Quand on considère pourtant leur action pendant la guerre, Benda et Guéhenno eurent des positions assez parallèles. Ils se turent ( Guéhenno refusa de publier sous l’Occupation). Guéhenno  le pacifiste fut plus actif que Benda dans la Résistance, même s’il n’entra pas dans la Résistance armée. Benda participa au comité National des écrivains, et fut très associé à cette époque, comme plus tard, aux communistes qui l’avaient sauvé des camps (sans leur aide, il aurait été déporté au début 44) et il leur en fut toujours reconnaissant. Le paradoxe est que Benda fut en fait plus proche des communistes que Guéhenno après guerre. Mais il n'était toujours pas partisan de l'idée qu'une révolution politique puisse changer quoi que soit à la nature et aux activités de l'esprit.Guéhenno entra plus tard à l'Acadéfraise, Benda jamais.

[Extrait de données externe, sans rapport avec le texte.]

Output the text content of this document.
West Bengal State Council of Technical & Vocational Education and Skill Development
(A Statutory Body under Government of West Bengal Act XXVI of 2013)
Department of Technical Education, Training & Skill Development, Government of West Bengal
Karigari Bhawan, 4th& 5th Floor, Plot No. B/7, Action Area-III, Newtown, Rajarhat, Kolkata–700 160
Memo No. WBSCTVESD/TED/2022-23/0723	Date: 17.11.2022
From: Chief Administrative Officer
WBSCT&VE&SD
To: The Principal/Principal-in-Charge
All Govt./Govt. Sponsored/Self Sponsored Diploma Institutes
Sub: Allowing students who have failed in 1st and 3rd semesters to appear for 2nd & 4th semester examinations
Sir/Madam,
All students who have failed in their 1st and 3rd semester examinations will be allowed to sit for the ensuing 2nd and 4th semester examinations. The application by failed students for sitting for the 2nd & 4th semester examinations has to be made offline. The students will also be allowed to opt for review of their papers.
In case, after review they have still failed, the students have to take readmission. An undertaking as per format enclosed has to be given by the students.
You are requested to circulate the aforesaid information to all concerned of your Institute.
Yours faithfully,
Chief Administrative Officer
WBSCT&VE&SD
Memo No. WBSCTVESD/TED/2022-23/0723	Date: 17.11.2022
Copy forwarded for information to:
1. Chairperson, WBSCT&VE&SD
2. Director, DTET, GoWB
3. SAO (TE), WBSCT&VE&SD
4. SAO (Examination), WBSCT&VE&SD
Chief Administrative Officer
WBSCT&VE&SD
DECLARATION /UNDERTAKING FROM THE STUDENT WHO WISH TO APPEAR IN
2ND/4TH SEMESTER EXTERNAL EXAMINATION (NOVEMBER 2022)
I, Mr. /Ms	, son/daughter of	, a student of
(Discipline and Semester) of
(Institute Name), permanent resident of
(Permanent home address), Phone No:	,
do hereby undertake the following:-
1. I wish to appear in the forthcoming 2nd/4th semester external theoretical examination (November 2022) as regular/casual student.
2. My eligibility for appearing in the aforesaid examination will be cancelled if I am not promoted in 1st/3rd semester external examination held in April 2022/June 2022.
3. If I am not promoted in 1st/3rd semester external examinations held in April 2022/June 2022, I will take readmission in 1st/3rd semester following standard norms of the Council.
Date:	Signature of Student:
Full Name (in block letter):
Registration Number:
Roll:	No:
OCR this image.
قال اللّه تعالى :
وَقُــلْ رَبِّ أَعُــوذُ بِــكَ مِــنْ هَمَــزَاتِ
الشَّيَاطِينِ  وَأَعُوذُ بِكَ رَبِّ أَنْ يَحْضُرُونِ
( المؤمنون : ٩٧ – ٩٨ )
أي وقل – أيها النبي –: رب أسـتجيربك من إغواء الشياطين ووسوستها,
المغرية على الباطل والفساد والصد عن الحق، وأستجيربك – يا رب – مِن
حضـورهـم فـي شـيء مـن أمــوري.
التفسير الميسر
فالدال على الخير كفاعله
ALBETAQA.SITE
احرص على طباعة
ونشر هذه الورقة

Engel, sportif carcassonnais des années 30

10 commentaires:

  1. Comment Benda réussit-il à faire paraître en 1942 "La grande épreuve des démocraties" à New York, aux Éditions de la Maison Française du Rockefeller Center ?
    "Le rapport d’Uriel" fut édité clandestinement par les Éditions de Minuit, qui pratiquaient une résistance intellectuelle, sans attaches politiques. Afin de faire une critique de la société française d’alors, je crois que Benda utilisait le personnage de l’ange Uriel envoyé par Dieu pour lui faire un rapport. Avec le même procédé, il s' était servi du démon Belphégor qui monte sur les toits, pour porter un regard critique sur l'esthétique de la société française. Avant lui, Lesage avait emprunté le procédé au baroque espagnol dans son roman "Le Diable boiteux", ce qui avait horripilé Boileau.
    Pourquoi Benda n' eut-il pas l'envie de se plonger dans l'étude de Jean Duns Scot avec Joë Bousquet ? Avec le "Docteur subtil", c' était le retour d’un certain platonisme qui tempérait l'aristotélisme de Saint Thomas. Et le clerc selon Benda n'était-il pas un peu franciscain ?
    Duns Scot n'a pas seulement inspiré Heidegger. Il aurait aussi donné l'idée de la métaphysique scientifique au pragmatiste Peirce, à cause de l'être comme genre logique.
    Est-ce Ferdinand Alquié, qui avait fondé une revue occitane avec Bousquet et le cathariste René Nelli, qui avait initié Bousquet à la philosophie médiévale ?
    Le clerc selon Benda n'était-il pas aussi un peu cathare ? Bousquet utilisera également le procédé surplombant de l'ange ou du démon, pour dépeindre un avatar de Carcassonne, Carqueyrolles, dans "Le Médisant par bonté".
    Comme Joë Bousquet, Benda menait une vie de moine, ou plutôt d'hérétique albigeois, à Carcassonne.
    La relation entre Benda et Guéhenno est intéressante. Mauriac disait que la vie de Guéhenno, petit cordonnier autodidacte qui s'était élevé jusqu'aux hautes sphères de la République, ressemblait à une image d'Épinal. Guéhenno était un transclasse, un fils de ses œuvres à la force du poignet, qui passa par la gauche communiste avant de rejoindre la droite gaulliste du "Figaro". Entretemps, il aura en charge la culture populaire des MJC, qui sera sacrifiée par l'État au profit de la culture marchande et élitiste. Benda, bourgeois lettré, prince de l'esprit dans la vie intellectuelle des salons, qui doublait la République des professeurs en l'irriguant, suivra logiquement le trajet inverse, et deviendra sympathisant du Parti communiste. Il faut reconnaître que tous deux se maintinrent toujours loin des extrêmes.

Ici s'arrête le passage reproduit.